An activation function is a mathematical function applied to a neuron's output to introduce non-linearity into a neural network. Common activation functions include ReLU, sigmoid, and tanh, each with different properties for gradient flow.

Adapter Layers

Adapter layers are small trainable modules inserted into a pre-trained model to enable parameter-efficient fine-tuning. They allow task adaptation while keeping the original model weights frozen.

Attention Mechanism

An attention mechanism allows neural networks to focus on the most relevant parts of the input when producing each element of the output. Attention is the foundational innovation behind the Transformer architecture and modern large language models.

Autoencoder

An autoencoder is a neural network trained to compress input data into a compact representation and then reconstruct it. Autoencoders are used for dimensionality reduction, denoising, and learning latent representations.

Backpropagation

Backpropagation is the algorithm used to train neural networks by computing gradients of the loss function with respect to each weight. It propagates error signals backward through the network to update weights and minimize prediction errors.

Batch Normalization

Batch normalization is a technique that normalizes layer inputs across mini-batches during training to stabilize and accelerate neural network training.

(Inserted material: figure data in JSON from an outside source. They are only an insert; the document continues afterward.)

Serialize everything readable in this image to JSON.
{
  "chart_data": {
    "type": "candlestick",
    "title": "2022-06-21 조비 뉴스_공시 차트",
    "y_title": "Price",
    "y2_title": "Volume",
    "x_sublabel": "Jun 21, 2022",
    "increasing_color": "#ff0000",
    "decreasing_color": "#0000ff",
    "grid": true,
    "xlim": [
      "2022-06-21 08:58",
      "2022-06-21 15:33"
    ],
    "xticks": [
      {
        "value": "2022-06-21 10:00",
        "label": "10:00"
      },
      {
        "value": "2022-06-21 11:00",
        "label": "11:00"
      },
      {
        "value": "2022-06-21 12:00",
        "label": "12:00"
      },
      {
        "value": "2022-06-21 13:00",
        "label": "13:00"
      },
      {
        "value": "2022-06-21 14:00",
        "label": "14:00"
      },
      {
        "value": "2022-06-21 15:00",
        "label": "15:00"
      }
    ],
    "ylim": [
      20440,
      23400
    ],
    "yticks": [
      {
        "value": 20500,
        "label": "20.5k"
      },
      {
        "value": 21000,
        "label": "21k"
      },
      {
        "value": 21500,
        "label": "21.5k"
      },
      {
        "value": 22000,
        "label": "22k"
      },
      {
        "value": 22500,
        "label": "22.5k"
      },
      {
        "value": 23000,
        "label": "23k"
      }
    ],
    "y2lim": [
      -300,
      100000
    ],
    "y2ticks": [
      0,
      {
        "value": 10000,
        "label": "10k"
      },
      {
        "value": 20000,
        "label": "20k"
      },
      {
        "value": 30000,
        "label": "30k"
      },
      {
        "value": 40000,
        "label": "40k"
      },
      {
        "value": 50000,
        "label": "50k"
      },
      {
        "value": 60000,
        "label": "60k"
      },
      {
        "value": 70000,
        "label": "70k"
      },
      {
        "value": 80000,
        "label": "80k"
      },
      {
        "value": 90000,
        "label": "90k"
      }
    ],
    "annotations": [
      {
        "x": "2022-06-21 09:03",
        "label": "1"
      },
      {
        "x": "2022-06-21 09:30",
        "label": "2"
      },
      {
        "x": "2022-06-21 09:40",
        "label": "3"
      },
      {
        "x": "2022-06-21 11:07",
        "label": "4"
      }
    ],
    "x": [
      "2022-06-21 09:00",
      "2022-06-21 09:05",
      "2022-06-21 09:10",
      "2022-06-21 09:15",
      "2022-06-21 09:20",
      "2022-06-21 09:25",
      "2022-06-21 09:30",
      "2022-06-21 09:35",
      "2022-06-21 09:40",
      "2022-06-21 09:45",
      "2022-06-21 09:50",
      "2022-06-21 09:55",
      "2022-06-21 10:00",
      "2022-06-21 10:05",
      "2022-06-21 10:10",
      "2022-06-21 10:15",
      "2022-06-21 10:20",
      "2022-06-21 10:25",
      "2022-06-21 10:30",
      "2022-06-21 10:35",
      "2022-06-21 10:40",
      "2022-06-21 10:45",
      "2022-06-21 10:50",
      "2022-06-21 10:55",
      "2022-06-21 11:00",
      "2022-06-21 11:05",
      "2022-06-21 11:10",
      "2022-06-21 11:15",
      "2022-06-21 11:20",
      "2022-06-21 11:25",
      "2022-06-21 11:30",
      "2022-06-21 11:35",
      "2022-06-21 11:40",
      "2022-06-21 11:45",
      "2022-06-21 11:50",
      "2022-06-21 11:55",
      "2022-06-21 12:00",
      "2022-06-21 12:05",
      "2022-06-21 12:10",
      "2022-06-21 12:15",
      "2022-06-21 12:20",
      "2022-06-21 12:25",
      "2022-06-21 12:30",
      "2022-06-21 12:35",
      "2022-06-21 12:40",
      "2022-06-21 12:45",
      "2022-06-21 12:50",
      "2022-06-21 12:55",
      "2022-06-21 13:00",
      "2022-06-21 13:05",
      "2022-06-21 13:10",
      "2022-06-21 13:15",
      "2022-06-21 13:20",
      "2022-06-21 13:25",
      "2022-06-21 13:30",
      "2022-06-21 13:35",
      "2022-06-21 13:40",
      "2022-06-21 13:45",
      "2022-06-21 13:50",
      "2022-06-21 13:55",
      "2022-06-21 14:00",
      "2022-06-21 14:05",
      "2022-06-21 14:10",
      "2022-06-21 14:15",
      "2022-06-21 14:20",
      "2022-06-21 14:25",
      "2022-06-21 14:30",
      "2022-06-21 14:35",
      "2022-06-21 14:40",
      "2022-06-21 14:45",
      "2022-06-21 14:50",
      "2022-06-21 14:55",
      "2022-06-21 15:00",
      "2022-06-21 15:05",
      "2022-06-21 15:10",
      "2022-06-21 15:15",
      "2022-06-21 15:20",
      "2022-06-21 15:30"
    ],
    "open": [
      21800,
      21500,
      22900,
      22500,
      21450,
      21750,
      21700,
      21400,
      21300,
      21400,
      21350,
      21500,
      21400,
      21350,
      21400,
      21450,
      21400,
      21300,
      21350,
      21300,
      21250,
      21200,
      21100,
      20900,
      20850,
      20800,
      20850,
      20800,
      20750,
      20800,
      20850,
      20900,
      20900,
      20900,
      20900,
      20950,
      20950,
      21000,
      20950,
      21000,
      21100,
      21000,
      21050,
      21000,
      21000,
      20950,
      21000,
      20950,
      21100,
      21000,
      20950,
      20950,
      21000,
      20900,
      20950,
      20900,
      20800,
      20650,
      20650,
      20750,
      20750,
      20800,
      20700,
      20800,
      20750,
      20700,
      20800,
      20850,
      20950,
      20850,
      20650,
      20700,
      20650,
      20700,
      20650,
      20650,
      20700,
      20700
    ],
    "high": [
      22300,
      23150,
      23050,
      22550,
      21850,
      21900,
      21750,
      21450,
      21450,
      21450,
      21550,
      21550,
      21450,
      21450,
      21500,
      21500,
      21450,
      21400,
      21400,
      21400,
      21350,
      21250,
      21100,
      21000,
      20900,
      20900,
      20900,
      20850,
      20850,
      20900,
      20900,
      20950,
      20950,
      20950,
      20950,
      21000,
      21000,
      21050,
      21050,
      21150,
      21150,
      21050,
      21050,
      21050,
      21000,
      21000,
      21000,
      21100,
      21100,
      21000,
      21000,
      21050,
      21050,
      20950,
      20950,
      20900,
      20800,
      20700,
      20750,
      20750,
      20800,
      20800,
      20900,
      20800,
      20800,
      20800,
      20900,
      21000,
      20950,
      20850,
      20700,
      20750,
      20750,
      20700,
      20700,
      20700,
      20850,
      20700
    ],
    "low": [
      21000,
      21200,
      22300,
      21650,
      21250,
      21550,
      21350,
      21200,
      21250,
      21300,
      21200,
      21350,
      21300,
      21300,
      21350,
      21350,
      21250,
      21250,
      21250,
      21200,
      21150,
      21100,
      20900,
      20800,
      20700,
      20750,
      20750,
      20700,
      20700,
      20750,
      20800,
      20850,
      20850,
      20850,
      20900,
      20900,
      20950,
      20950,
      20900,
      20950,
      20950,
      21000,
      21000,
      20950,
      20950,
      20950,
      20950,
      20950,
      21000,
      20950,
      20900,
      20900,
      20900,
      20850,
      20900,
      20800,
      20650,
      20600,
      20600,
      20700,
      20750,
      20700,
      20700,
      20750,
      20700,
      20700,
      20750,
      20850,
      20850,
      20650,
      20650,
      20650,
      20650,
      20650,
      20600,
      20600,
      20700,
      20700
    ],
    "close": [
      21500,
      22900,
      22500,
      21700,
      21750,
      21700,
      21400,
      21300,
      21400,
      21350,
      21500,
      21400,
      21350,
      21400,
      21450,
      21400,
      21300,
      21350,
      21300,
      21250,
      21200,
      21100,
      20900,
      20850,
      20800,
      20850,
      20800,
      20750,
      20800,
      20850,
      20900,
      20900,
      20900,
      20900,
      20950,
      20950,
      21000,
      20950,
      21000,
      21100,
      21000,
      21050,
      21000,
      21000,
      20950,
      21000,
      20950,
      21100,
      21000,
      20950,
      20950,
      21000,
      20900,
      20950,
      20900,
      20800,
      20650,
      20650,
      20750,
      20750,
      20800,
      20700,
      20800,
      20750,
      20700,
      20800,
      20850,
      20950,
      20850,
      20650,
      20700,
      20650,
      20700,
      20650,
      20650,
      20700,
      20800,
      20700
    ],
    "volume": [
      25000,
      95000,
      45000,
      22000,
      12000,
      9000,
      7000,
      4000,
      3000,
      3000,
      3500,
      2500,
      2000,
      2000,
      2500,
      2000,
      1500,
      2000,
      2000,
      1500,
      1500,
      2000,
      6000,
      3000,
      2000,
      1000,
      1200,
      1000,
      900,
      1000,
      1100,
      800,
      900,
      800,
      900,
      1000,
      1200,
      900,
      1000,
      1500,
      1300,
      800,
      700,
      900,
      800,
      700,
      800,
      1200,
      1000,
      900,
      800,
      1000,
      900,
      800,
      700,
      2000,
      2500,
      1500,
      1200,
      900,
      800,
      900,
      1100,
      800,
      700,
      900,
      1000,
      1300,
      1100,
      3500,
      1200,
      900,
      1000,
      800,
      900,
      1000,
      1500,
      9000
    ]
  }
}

It reduces internal covariate shift and allows higher learning rates.

Batch Size

Batch size is the number of training examples used in one iteration of gradient descent. Larger batches provide more stable gradient estimates but require more memory, while smaller batches add beneficial noise.

Boltzmann Machine

A Boltzmann machine is a stochastic recurrent neural network that can learn a probability distribution over its inputs. Restricted Boltzmann Machines (RBMs) were influential in the deep learning revolution as building blocks for deep belief networks.